Streit um Verbot von Pride-Umzug - EU-Länder mahnen Ungarn

27.05.2025 16:40

20 EU-Staaten stellen sich klar gegen Ungarns Pride-Verbot. Auch
Deutschland verschärft den Ton Richtung Budapest - und bringt einen
möglichen Entzug der Stimmrechte ins Spiel.

Brüssel (dpa) - Deutschland und 19 weitere EU-Staaten erhöhen den
Druck auf Ungarn wegen neuer Gesetze gegen geschlechtliche und
sexuelle Minderheiten. In einer gemeinsamen Erklärung äußern sich die

Länder «zutiefst besorgt» über Gesetzesänderungen, die unter ande
rem
Geldstrafen für Veranstalter von Pride-Demonstrationen sowie eine
automatische Gesichtserkennung bei solchen Events ermöglichen. Diese
Maßnahmen bedrohten die Meinungsfreiheit, Versammlungsfreiheit und
den Datenschutz, heißt es. 

Bei Pride-Paraden demonstrieren Menschen für die Rechte von
lesbischen, schwulen, bisexuellen, Trans- und queeren Menschen
(LGBTQ).

Die Unterzeichner - darunter auch Frankreich, die Niederlande und die
nordischen Länder - fordern, dass Ungarn die Gesetze überarbeitet und
seine internationalen Verpflichtungen wahrt. Andernfalls solle die
EU-Kommission «alle Instrumente des Rechtsstaatsmechanismus» nutzen.
Zunächst beteiligten sich 17 Mitgliedsstaaten an der Erklärung, bis
Dienstagnachmittag schlossen sich drei weitere Länder an.

Neben dem Vorgehen gegen Pride-Demonstrationen steht Ungarn auch für
ein Gesetz in der Kritik, das die Arbeit von
Nichtregierungsorganisationen einschränken soll.

Bundesregierung erwägt Entzug der Stimmrechte

Die neue Bundesregierung schließt wegen Ungarns Umgang mit der
Rechtsstaatlichkeit auch einen Einsatz für den Entzug der Stimmrechte
auf EU-Ebene nicht aus. Jede Geduld habe «irgendwann mal ihr Ende»,
sagte der deutsche Europastaatsminister Gunther Krichbaum (CDU) bei
einem EU-Treffen in Brüssel.
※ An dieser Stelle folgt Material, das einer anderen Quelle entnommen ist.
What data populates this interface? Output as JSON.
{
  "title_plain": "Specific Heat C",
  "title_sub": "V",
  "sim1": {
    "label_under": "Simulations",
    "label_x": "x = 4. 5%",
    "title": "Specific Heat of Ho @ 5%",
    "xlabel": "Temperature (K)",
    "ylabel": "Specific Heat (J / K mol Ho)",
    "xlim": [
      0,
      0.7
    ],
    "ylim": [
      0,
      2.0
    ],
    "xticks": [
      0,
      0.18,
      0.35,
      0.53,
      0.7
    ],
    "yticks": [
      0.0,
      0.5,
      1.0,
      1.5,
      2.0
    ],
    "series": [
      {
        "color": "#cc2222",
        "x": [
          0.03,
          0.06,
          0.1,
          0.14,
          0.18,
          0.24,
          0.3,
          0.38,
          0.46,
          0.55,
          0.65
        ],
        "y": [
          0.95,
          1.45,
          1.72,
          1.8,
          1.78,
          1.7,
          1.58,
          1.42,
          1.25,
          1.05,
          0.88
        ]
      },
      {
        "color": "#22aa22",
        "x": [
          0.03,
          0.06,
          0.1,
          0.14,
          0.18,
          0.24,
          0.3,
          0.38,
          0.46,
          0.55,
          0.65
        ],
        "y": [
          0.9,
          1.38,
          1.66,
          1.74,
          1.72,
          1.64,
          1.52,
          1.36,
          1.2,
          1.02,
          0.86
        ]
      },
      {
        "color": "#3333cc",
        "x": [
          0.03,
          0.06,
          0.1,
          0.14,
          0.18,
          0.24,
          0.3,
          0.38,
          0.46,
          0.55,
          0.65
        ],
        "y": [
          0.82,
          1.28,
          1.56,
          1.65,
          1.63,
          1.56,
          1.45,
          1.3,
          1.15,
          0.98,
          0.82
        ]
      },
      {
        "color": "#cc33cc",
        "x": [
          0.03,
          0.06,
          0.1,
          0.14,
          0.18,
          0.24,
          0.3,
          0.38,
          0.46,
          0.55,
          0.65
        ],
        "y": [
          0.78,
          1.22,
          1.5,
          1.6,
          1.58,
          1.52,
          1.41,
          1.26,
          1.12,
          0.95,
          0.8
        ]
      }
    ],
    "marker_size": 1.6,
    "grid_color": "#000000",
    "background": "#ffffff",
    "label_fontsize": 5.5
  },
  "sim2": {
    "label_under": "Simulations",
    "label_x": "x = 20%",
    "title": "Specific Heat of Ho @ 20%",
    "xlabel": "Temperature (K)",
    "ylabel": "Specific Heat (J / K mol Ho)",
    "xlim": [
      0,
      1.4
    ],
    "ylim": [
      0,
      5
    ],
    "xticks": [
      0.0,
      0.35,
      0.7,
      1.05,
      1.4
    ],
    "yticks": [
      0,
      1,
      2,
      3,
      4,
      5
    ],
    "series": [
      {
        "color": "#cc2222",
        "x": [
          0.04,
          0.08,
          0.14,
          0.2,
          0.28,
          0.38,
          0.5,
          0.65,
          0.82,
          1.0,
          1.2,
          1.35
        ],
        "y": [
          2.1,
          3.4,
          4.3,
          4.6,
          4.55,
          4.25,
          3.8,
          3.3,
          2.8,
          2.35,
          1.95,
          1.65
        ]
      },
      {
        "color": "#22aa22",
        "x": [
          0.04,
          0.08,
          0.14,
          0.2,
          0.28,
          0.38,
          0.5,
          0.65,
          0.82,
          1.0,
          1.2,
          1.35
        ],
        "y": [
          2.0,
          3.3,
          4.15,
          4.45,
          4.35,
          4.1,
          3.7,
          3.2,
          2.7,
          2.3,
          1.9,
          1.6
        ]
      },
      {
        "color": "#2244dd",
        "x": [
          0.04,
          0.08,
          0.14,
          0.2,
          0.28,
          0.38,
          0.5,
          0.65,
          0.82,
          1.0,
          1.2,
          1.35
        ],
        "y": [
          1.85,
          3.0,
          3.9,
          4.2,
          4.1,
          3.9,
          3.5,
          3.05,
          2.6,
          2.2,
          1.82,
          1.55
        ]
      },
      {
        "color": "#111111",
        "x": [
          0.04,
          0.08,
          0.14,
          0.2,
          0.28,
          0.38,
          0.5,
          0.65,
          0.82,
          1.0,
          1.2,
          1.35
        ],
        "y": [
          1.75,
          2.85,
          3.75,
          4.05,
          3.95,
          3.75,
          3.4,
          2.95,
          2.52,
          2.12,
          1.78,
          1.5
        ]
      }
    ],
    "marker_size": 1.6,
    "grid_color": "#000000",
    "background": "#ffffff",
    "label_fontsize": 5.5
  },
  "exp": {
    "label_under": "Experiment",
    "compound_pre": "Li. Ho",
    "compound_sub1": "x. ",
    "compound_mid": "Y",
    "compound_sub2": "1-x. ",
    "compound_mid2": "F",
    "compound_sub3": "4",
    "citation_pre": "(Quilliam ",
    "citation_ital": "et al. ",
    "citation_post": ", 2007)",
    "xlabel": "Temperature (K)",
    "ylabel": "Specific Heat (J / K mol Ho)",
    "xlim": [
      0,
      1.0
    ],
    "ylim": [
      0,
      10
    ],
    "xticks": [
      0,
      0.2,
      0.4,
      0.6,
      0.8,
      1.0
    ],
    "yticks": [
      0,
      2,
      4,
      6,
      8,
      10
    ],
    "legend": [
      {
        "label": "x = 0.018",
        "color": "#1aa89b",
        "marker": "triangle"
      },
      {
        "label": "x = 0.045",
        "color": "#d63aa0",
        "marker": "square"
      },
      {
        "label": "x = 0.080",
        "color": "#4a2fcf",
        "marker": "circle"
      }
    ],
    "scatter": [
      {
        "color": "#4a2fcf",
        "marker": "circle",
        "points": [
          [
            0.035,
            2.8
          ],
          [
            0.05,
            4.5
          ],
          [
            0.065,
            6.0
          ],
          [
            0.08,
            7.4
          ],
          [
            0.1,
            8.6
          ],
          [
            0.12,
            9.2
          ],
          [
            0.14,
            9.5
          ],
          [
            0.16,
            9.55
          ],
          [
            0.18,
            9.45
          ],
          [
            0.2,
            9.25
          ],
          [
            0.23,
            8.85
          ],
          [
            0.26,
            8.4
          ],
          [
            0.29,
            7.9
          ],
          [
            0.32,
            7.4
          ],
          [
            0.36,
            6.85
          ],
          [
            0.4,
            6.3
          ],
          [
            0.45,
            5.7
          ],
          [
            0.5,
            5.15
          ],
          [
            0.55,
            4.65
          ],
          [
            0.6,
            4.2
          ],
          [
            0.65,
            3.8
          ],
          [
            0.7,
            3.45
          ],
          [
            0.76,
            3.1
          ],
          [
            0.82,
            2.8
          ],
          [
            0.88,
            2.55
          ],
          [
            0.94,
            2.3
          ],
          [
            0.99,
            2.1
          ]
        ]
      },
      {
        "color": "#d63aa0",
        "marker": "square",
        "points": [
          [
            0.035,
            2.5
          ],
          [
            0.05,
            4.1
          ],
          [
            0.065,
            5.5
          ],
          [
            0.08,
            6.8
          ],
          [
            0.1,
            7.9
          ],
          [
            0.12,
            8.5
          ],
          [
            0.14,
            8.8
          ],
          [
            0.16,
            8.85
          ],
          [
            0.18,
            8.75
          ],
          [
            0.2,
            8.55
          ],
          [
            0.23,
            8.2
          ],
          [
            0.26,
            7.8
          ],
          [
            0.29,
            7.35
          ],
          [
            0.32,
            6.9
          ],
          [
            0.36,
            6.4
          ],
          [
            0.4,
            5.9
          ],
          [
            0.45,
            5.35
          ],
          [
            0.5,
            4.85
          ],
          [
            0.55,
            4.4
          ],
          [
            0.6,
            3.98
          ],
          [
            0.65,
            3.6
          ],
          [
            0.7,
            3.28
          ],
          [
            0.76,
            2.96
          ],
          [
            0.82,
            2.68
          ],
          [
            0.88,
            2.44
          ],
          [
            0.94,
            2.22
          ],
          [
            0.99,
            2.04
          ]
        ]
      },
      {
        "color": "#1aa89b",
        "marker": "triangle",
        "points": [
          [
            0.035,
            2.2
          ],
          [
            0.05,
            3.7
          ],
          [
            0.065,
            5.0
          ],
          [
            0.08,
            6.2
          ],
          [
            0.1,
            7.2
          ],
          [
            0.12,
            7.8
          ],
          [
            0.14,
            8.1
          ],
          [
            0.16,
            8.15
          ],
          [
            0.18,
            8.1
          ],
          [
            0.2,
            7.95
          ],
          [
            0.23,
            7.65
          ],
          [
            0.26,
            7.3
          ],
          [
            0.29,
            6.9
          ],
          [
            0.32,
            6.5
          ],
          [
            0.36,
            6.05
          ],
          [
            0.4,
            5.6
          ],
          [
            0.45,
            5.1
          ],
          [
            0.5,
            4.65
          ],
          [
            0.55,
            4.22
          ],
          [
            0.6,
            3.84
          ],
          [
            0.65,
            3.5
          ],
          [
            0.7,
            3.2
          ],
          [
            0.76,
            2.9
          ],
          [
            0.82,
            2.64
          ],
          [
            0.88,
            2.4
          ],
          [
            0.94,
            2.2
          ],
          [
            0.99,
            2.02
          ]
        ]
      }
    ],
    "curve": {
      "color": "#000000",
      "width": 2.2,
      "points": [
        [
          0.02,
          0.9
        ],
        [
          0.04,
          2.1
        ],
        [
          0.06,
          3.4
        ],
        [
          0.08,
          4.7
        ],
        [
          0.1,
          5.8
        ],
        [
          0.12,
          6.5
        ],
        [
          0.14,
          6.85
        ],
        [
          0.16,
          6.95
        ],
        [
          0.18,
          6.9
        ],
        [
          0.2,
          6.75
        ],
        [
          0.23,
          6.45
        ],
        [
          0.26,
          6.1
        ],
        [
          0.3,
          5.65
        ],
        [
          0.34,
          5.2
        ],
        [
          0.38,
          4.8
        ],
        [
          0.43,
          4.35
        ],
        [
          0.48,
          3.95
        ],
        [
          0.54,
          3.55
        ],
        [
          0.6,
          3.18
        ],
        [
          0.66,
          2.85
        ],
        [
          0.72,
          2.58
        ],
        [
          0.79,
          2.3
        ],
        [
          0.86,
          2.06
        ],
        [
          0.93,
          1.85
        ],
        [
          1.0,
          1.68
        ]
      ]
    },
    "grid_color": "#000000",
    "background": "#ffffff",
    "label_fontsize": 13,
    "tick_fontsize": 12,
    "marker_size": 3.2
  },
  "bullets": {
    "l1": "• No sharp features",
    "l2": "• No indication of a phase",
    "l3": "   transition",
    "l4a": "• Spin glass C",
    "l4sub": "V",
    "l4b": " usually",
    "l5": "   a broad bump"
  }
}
Die ungarische Regierung stelle «absolut
verbindliche Prinzipien» wie Meinungs- und Pressefreiheit infrage,
die in der EU für Zusammenhalt sorgen würden.

Ein Entzug der Stimmrechte wäre nach Artikel 7 des Vertrags über die
Europäische Union möglich, sollten die anderen Mitgliedsstaaten
einstimmig feststellen, dass eine schwerwiegende und anhaltende
Verletzung der Rechtsstaatlichkeit vorliegt. Den Schritt wolle man
zwar vermeiden, gleichzeitig aber «nichts unversucht lassen», sagte
Krichbaum. «Wir hoffen natürlich, dass auch Ungarn irgendwann mal
diesen Ernst der Lage wirklich erkennt.»

Budapest weist die Vorwürfe zurück

Ungarns Europaminister Janos Boka wies die Vorwürfe bezüglich der
Pride unterdessen zurück. «Es gibt in Ungarn kein Pride-Verbot»,
sagte er am Rande eines Treffens in Brüssel. Er wolle seinen
Kolleginnen und Kollegen die rechtlichen und verfassungsrechtlichen
Grundlagen erläutern. Boka hoffe, dass diese danach ein
«nuancierteres Bild» der ungarischen Gesetzgebung hätten.

Das ungarische Parlament hatte am 18. März per Eilverfahren die
bisher alljährlichen Pride-Paraden verboten. Formell ist die
Neuregelung eine Ergänzung des Versammlungsgesetzes, die vorsieht,
dass Versammlungen das Kinderschutzgesetz nicht verletzen dürfen. Die
Pride-Parade wird darin nicht explizit genannt, sie ist jedoch
mitgemeint, wie auch aus den Debatten im Parlament hervorging.